The fire department report highlighted the reduction in response times, improvements to service, including gains made in Olivenhain since the opening of Fire Station No. 6 in 2012 and expansion of service to 24 hours in 2013.
“We are always looking for ways to provide better service for the people of Encinitas,” Capt. Jim Gibson said. “While change may not appear to be rapid, we have evolved, and we will evolve.”
Bonde, a longtime resident who spearheaded the city’s incorporation efforts, has attempted to get the city to study his proposal for the past 19 years.
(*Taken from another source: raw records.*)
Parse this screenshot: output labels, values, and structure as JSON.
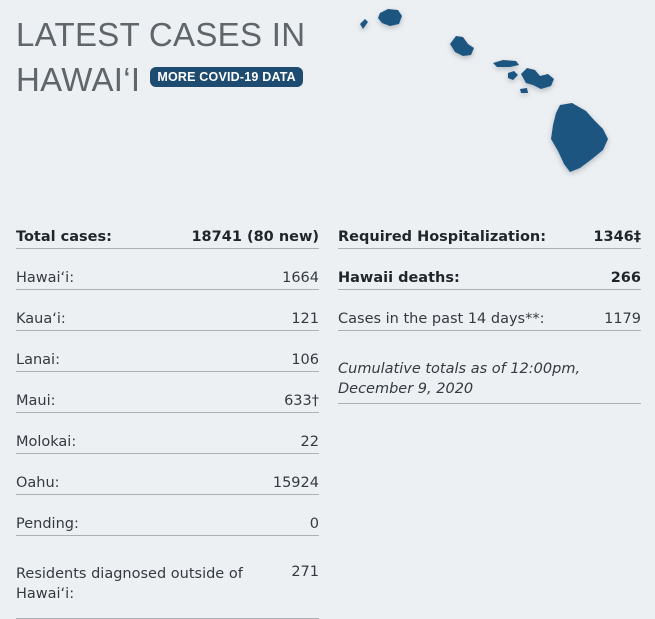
{
  "header": {
    "title_line1": "LATEST CASES IN",
    "title_line2": "HAWAI‘I",
    "badge_label": "MORE COVID-19 DATA"
  },
  "colors": {
    "background": "#edf0f3",
    "badge": "#1e4b70",
    "map_fill": "#1e5780",
    "divider": "#a9b0b6"
  },
  "map": {
    "icon": "hawaii-islands-map"
  },
  "left": [
    {
      "label": "Total cases:",
      "value": "18741 (80 new)"
    },
    {
      "label": "Hawai‘i:",
      "value": "1664"
    },
    {
      "label": "Kaua‘i:",
      "value": "121"
    },
    {
      "label": "Lanai:",
      "value": "106"
    },
    {
      "label": "Maui:",
      "value": "633†"
    },
    {
      "label": "Molokai:",
      "value": "22"
    },
    {
      "label": "Oahu:",
      "value": "15924"
    },
    {
      "label": "Pending:",
      "value": "0"
    },
    {
      "label": "Residents diagnosed outside of Hawai‘i:",
      "value": "271"
    }
  ],
  "right": [
    {
      "label": "Required Hospitalization:",
      "value": "1346‡"
    },
    {
      "label": "Hawaii deaths:",
      "value": "266"
    },
    {
      "label": "Cases in the past 14 days**:",
      "value": "1179"
    }
  ],
  "note": "Cumulative totals as of 12:00pm, December 9, 2020"
}
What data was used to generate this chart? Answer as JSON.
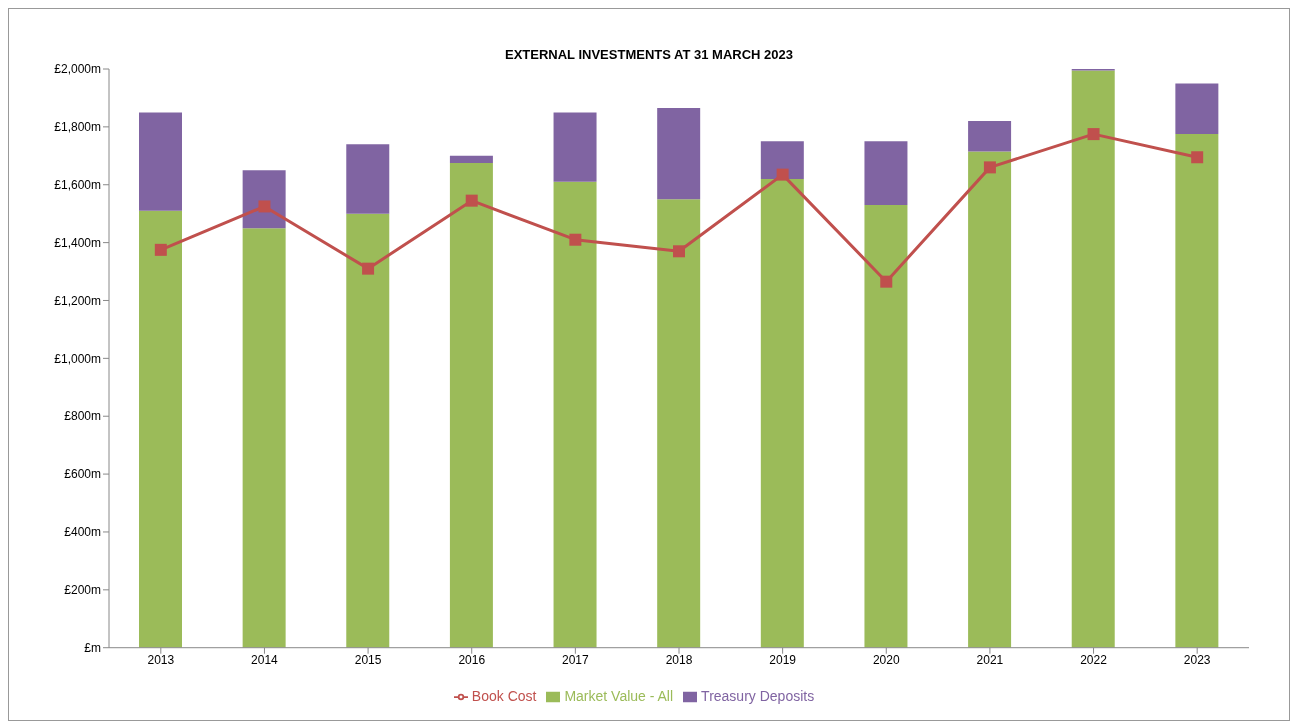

The plan is based on the premise that the city’s fire department spends a disproportionate amount of resources on fire suppression as opposed to medical aid, which comprises more than 95 percent of the calls for service the department receives.
As a result, firefighters respond to most medical aid calls in fire engines that are not equipped to transport injured patients to hospitals, which results in slower transport times and endangers residents, Bonde said.
Bonde ripped the fire department’s report, calling it a “self-serving sales tool rather than a planning tool.”
“It is a transparent attempt to prop up a wasteful, obsolete and broken emergency service,” Bonde said. “It is an attempt to scare the City Council into not investigating proposed improvements to public safety programs that could save lives and lower costs.”
Fire staff said that the crux of Bonde’s plan — withdrawing from County Service Area 17 — would be a complex process that would require approval from the county’s boundary agency and an expensive process of creating and maintaining its own independent ambulance service.
Councilwoman Lisa Shaffer said she appreciated Bonde asking the hard questions that he did, but felt that staff answered a number of those questions in a manner that made it difficult to support the plan moving forward.
“I think staff presented enough evidence to convince me that it is not as easy or viable as Mr. Bonde suggested to withdraw from CSA 17,” Shaffer said. “And if your starting point, getting out, is gone, the rest of the plan doesn’t make sense either.”